Regulators need to take a deeper examination of hedge funds' role in Fundgate, Stevens said. Market timing may not be illegal when it is done in an open, aboveboard way. "As practiced by some hedge fund advisors, however, market timing was often done by stealth and deceit, in ways designed to frustrate the ability of mutual funds to detect and prevent it," he said. Many timing practitioners conduct themselves in an unscrupulous manner, often corrupting others, prevailing on a broker, insurance company, non-fund advisor, or another financial institution to help cover up or mask the timing activity, he said.

These "highly deliberate and predatory" practices were "designed to pick the pockets of long-term mutual fund investors," according to Stevens. The acts were committed, largely, by hedge fund advisors not registered with the SEC, he said. Noting that the majority of unregistered hedge funds are dead set against even a modicum of regulation because they claim registration and oversight would "screw up their business model," Stevens said he was hard pressed to understand how an ethically run business would object to such basic oversight.

Furthermore, Stevens expressed concern that an unfair balance of regulatory actions focused on the mutual fund industry might give other products an unfair advantage. "If the disparities in our scheme of regulation become too stark--with mutual funds regulated so comprehensively and competing investment vehicles not at all--it will simply invite sharp operators to go where they can escape scrutiny and maximize profits."
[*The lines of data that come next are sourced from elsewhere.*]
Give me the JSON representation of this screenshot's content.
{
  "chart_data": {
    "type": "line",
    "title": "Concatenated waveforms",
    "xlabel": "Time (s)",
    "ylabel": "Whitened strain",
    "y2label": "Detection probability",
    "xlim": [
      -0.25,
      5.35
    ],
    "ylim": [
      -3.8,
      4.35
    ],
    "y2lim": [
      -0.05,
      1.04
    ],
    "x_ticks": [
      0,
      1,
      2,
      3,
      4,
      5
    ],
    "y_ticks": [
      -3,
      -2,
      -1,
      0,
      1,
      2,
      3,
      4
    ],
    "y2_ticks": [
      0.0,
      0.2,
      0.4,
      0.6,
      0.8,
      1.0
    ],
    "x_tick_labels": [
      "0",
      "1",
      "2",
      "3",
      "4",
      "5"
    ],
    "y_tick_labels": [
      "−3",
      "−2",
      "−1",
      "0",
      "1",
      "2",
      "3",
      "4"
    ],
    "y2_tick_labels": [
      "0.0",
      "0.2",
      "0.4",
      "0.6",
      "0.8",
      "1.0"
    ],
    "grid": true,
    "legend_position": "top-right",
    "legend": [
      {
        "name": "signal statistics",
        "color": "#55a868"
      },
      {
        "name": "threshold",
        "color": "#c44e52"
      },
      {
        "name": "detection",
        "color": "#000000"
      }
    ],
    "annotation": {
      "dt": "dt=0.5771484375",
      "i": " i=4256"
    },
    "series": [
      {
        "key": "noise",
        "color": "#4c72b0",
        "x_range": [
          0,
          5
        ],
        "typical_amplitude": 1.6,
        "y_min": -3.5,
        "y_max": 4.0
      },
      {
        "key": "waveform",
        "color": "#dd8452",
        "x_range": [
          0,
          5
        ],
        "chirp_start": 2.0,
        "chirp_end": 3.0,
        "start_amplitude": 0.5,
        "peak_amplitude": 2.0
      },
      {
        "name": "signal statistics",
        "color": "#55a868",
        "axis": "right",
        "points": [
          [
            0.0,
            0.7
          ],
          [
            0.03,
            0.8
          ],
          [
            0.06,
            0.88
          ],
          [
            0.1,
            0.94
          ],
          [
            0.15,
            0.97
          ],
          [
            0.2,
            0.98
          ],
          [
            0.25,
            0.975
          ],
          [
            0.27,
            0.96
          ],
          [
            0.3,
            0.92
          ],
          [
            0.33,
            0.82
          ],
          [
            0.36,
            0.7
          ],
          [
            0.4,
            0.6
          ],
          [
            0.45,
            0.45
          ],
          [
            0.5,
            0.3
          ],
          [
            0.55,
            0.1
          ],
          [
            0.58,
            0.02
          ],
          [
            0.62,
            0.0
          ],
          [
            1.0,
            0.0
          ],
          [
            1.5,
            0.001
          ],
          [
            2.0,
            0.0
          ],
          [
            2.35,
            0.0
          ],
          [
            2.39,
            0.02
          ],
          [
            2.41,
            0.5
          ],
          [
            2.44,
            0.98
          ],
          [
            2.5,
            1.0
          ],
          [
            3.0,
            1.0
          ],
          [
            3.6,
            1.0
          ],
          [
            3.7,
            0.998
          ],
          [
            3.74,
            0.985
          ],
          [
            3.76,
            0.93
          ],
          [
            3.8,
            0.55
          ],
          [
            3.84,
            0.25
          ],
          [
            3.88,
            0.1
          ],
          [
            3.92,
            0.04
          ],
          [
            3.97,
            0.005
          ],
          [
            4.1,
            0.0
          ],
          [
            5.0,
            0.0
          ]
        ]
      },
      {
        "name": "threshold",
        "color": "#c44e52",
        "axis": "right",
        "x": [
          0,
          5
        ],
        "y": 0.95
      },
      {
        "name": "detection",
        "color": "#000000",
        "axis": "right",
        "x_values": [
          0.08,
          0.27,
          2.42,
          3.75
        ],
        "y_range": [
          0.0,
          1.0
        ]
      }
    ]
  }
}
Stevens told the attendees that the scandal does not represent a rotting of morals throughout the mutual fund industry, but nonetheless, a reemphasis on fiduciary duty is needed. "The reason we regard the recent abuses to be so outrageous is precisely because we had come to expect better from mutual funds, and because the abuses depart so radically from the duties we know mutual funds owe to their investors."

Echoing sentiments expressed by his predecessor Fink and ICI Chairman Paul Haaga, Stevens emphasized the basic values of a fiduciary and the importance of getting back to the basics. "Mutual fund investing is a proposition that appeals to so many because it is predicated on this fundamental notion of fairness," he explained.

Stressing the importance of accountability, the "mutual" character of mutual funds, accessible information that is both reliable and thorough, and trust, Stevens said that faith in the product is paramount to the future success of the industry.

"[The road ahead] will demand that we be unflinchingly loyal to the interests of the investors whom we serve, and deeply conscious of the obligations we assume as fiduciaries on their behalf," he said.